Contrairement à son homologue américaine, la BCE est restée muette. Ce n’est que récemment, qu’elle a timidement augmenté ses taux de 25 points de base. La presse a été impressionnée car elle s’attendait à moins que cela, mais il est évident que cette hausse est loin d’être suffisante.

C’est précisément cette absence de réaction de la BCE qui plombe le cours de l’euro. En effet, en augmentant si peu les taux d’intérêt, la BCE a créé un fort différentiel entre les taux d’intérêt américains et européens.

Par conséquent, les agents économiques qui investissent sur le marché des devises ont massivement reporté leurs capitaux sur le dollar qui leur assure un meilleur rendement. C’est précisément cette fuite des capitaux qui tire l’euro vers le bas et renforce le dollar.

Couplées à la crainte d’un black-out énergétique européen, les décisions de la BCE viennent mettre du plomb dans l’aile de la monnaie unique.

Ainsi, en plus d’être totalement insuffisante pour combattre une inflation à 10%, l’augmentation timide des taux par la BCE contribue à rogner le pouvoir d’achat et l’épargne des citoyens de la Zone euro.

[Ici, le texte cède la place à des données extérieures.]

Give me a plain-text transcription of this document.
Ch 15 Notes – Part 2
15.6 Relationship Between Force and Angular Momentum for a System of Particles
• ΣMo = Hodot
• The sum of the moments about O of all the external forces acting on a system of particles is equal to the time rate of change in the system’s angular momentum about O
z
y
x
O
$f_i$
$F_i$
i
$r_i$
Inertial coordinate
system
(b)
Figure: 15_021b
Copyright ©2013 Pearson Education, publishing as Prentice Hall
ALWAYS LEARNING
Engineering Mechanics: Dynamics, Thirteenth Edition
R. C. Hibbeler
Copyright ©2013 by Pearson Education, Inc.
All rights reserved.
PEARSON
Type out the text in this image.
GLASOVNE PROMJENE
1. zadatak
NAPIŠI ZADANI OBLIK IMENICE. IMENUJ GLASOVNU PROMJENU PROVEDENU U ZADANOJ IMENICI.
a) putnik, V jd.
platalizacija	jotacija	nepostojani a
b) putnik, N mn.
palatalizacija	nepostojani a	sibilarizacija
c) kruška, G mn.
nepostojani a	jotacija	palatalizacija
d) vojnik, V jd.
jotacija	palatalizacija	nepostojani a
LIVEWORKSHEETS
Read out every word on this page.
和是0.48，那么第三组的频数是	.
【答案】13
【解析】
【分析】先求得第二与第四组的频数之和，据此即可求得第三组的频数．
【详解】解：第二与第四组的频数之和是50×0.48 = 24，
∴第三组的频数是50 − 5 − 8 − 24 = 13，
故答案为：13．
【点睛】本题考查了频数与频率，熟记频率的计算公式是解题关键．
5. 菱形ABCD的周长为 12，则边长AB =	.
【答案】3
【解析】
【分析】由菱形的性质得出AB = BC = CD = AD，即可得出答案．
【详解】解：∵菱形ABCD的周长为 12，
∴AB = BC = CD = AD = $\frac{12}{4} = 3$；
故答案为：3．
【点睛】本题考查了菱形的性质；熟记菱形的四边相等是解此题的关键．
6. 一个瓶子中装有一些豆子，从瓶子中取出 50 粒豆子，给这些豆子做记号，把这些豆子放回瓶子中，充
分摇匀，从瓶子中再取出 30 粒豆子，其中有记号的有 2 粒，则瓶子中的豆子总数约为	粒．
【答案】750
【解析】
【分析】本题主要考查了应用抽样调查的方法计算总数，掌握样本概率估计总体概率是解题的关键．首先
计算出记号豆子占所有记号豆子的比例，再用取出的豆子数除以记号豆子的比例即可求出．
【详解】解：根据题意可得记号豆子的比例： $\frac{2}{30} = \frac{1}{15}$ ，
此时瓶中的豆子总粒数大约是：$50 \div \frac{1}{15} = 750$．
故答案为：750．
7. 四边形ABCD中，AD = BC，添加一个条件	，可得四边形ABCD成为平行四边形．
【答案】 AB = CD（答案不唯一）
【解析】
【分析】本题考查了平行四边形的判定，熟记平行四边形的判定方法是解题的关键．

Mais alors, pourquoi la BCE n’agit-elle pas autrement ? Et bien tout simplement, parce qu’elle ne peut pas faire autrement. Elle n’a tout simplement pas d’autres choix. Nous verrons dans notre prochain article, les raisons qui ont conduit la politique monétaire européenne dans cette impasse.

 

Conséquences pour l’économie Suisse

Dans ce contexte, le franc suisse n’a pas besoin d’une politique monétaire particulièrement virulente. Il joue son rôle de valeur refuge. La parité EUR/CHF est quasiment unique depuis la création de l’euro. C’est dire la situation exceptionnelle dans laquelle se trouve le marché des changes.

Pas de réelle inquiétude à avoir toutefois, la différence de valeur entre le franc suisse et l’euro vient également équilibrer une différence d’inflation entre les deux pays.

Bonne nouvelle pour les résidents

Pour finir ce constat sur de bonnes nouvelles, les résidents suisses vont bénéficier d’un taux de change très favorable avec l’euro. C’est le moment idéal pour aller faire ses courses en France. Les vacanciers qui partent dans un pays de la Zone euro pourront également s’offrir quelques extras.

Bonne nouvelle pour les frontaliers

Rare ont été les fois où le change entre les francs suisses et les euros a été si profitable. Une très bonne nouvelle donc pour les frontaliers qui pourront rapatrier leur salaire à un taux exceptionnel.